Kısaca Peygamber Efendimizin Soyu ve Ailesi

İslam
Peygamberimizin soyu, Hz. İsmail’in (a.s.) neslinden gelen Adnânî Araplarına dayanır. Hz. Peygamber’in ataları, dönemin önde gelen saygın kişileridir. Bu isimlerin ortak özelliği, halka hizmet edip in...
EMOJİLE

Peygamberimizin soyu, Hz. İsmail’in (a.s.) neslinden gelen Adnânî Araplarına dayanır. Hz. Peygamber’in ataları, dönemin önde gelen saygın kişileridir. Bu isimlerin ortak özelliği, halka hizmet edip insanları iyiliğe teşvik etmeleridir.

Hz. Peygamber’in dedelerinden; Fihr b. Mâlik, Kâbe’yi yıkmak için gelen Yemen Kralı Hassân b. Abdulkülâl’in ordusunu bozguna uğratmış ve Kâbe’yi korumuştur.

Kusay b. Kilâb, Dağınık hâlde yaşayan Kureyşlileri birleştirip Mekke şehir devletini kurmuştur. Kâbe hizmetlerini düzene koymuş, Mekke halkını hacılara yardım hususunda teşvik etmiştir.

Hâşim b. Abdulmenâf; Mekke’de büyük kıtlık zamanında sahip olduğu tüm imkânlarıyla halka yardım etmiştir. Şehrin ileri gelenlerini ihtiyaç sahiplerine destek olmaya çağırmıştır. Ticaret kervanlarının yol emniyetini sağlamak için komşu ülkelerin krallarıyla çeşitli anlaşmalar yapmıştır. Hâşim’in girişimleri sonucunda; Mekkeliler güven içinde ticaretlerini sürdürdü. Kervan sahipleri, kazançlarının bir kısmını fakirlere verdi. Yaşanan kıtlık problemi çözüldü. Hâşim, ticaret yolculuklarından birinde Medine’de konakladı. Bir süre kaldığı şehirde Selmâ bnt. Amr adında bir hanımla evlendi. Bu evlilikten Şeybe adını verdiği bir oğlu oldu. Şeybe, sekiz yaşına kadar Medine’de annesinin yanında büyüdü. Hâşim, Şam’a yaptığı yolculuklardan birinde Gazze’de vefat etti. Bunun üzerine Şeybe’yi amcası Muttalib, Mekke’ye getirdi. Mekke’ye girişlerinde Şeybe’yi amcasının yanında görenler onu köle zannettiler. Şeybe’ye Abdülmuttalib ismini verdiler. Abdülmuttalib, büyüyünce babası gibi Mekke’nin reisi oldu. Abdülmuttalib, bütün hayatını başta hacılar olmak üzere halka hizmete adadı. Uzun süredir kayıp olan zemzem kuyusunu oğlu Hâris ile buldu. Allah’ın lütfuyla zemzem kuyusunu yeniden faaliyete geçirdi.

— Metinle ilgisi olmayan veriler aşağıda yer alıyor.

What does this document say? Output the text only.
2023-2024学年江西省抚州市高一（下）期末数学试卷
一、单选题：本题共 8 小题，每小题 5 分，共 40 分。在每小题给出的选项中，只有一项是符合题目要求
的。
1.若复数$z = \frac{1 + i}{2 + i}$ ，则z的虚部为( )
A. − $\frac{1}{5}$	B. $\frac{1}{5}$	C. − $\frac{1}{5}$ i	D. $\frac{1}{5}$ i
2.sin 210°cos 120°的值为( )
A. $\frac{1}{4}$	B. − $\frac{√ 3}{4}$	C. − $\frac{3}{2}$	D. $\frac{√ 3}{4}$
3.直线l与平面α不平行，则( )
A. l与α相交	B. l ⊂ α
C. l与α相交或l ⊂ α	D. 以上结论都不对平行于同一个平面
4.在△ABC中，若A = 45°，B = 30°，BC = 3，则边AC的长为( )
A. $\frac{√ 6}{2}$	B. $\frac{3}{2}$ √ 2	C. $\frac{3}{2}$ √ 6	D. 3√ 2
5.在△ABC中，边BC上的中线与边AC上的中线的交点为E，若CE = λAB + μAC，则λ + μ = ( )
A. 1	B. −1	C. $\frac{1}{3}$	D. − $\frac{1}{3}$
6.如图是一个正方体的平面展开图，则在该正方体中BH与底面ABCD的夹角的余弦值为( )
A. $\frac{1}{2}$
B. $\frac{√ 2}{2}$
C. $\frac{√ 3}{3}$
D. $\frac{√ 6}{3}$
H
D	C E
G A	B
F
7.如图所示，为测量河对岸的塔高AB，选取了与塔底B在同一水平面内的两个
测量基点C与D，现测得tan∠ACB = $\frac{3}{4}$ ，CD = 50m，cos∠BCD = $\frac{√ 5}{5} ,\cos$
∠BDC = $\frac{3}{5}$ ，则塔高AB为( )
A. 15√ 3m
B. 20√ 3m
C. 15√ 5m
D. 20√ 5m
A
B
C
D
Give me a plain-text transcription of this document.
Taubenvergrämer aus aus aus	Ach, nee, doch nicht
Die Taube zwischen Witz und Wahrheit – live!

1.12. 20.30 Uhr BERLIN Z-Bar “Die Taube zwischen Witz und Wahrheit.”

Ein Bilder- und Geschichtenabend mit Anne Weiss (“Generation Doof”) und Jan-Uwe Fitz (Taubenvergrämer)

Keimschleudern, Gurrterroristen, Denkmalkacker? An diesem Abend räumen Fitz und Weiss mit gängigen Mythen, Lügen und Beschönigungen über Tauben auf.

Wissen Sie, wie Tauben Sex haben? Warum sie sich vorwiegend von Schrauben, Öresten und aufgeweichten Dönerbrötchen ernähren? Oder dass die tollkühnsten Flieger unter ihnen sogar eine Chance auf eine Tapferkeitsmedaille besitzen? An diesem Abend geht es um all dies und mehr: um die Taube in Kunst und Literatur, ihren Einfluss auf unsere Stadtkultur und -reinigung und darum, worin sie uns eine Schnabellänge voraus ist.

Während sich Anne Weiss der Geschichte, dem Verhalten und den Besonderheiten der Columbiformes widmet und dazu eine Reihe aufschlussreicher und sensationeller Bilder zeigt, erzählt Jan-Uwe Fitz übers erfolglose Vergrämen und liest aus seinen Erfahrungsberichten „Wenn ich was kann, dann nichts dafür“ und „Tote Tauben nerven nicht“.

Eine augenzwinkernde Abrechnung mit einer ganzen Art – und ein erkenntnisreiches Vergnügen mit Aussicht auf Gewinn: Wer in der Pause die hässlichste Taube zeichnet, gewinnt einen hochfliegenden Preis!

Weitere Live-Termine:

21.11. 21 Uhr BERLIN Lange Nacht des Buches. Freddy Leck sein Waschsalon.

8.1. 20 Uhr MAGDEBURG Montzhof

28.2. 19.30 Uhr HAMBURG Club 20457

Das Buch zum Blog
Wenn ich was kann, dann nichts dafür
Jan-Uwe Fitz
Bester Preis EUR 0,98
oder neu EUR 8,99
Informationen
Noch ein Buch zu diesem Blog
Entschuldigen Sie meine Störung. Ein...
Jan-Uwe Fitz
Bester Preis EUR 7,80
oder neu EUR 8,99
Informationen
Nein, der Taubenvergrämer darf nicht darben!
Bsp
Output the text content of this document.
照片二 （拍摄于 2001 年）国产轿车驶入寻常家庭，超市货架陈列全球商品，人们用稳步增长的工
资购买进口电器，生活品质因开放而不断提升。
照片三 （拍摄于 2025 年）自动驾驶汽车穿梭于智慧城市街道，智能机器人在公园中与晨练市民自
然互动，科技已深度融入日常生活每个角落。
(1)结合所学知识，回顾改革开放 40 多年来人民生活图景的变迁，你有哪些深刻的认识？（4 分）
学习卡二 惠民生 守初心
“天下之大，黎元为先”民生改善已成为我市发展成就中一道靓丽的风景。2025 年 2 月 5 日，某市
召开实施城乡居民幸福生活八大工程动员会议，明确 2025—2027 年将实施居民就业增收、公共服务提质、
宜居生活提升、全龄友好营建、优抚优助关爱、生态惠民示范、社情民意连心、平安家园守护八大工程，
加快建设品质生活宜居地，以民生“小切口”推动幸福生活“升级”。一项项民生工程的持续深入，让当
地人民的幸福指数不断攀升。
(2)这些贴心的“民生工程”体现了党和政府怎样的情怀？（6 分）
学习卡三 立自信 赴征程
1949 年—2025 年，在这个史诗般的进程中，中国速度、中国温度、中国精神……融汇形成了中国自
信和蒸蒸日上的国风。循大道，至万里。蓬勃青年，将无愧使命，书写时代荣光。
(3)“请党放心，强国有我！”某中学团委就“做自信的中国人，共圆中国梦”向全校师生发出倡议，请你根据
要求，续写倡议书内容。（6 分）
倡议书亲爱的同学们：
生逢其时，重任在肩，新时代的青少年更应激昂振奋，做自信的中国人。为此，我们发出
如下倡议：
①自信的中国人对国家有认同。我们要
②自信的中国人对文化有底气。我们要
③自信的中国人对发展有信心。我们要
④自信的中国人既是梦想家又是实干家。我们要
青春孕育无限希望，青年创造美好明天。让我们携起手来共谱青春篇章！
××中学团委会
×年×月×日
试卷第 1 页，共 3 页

Abdülmuttalib zemzem kuyusunun idaresi konusunda Kureyşlilerin engellemesiyle karşılaştı. Bu olay üzerine Allah’a dua edip adakta bulundu. Adağı, on oğlu olursa onlardan birisini şükür niyetiyle kurban etmekti. Allah (c.c.) onun duasını kabul etti ve Abdülmuttalib’e on oğul, altı kız evlat verdi. Çocukların hepsi büluğ çağını geçtikten sonra kurban edeceği oğlunu seçmek üzere kura çekti. Kura, oğlu Abdullah’a isabet etti. Kureyşliler, toplumda kötü bir geleneği başlatacağını söyleyerek Abdülmuttalib’e karşı çıktılar. Bu itiraz üzerine develerle Abdullah arasında kura çekilmesine karar verildi. Kura develere isabet edinceye kadar her kurada on deve artırıldı. Kura dokuz defa Abdullah’a onuncusunda develere isabet etti. Abdullah, yüz deve karşılığında kurban olmaktan kurtuldu. Abdülmuttalib yüz deve kesip etleri halka dağıttı.

Abdullah, gençlik çağına girince Zühreoğullarından Vehb b. Abdimenâf’ın kızı Âmine ile evlendi. Ticaret için Şam’a doğru yola çıkan Abdullah, dönüş yolunda hastalandı. Arkadaşları onu Medine’deki dayıları Neccaroğullarına götürdü. Bir süre burada kalan Abdullah, iyileşemeyip Hz. Peygamber’in doğumundan iki ay önce vefat etti. Akrabası Nâbiğa’nın evinin yakınına defnedildi.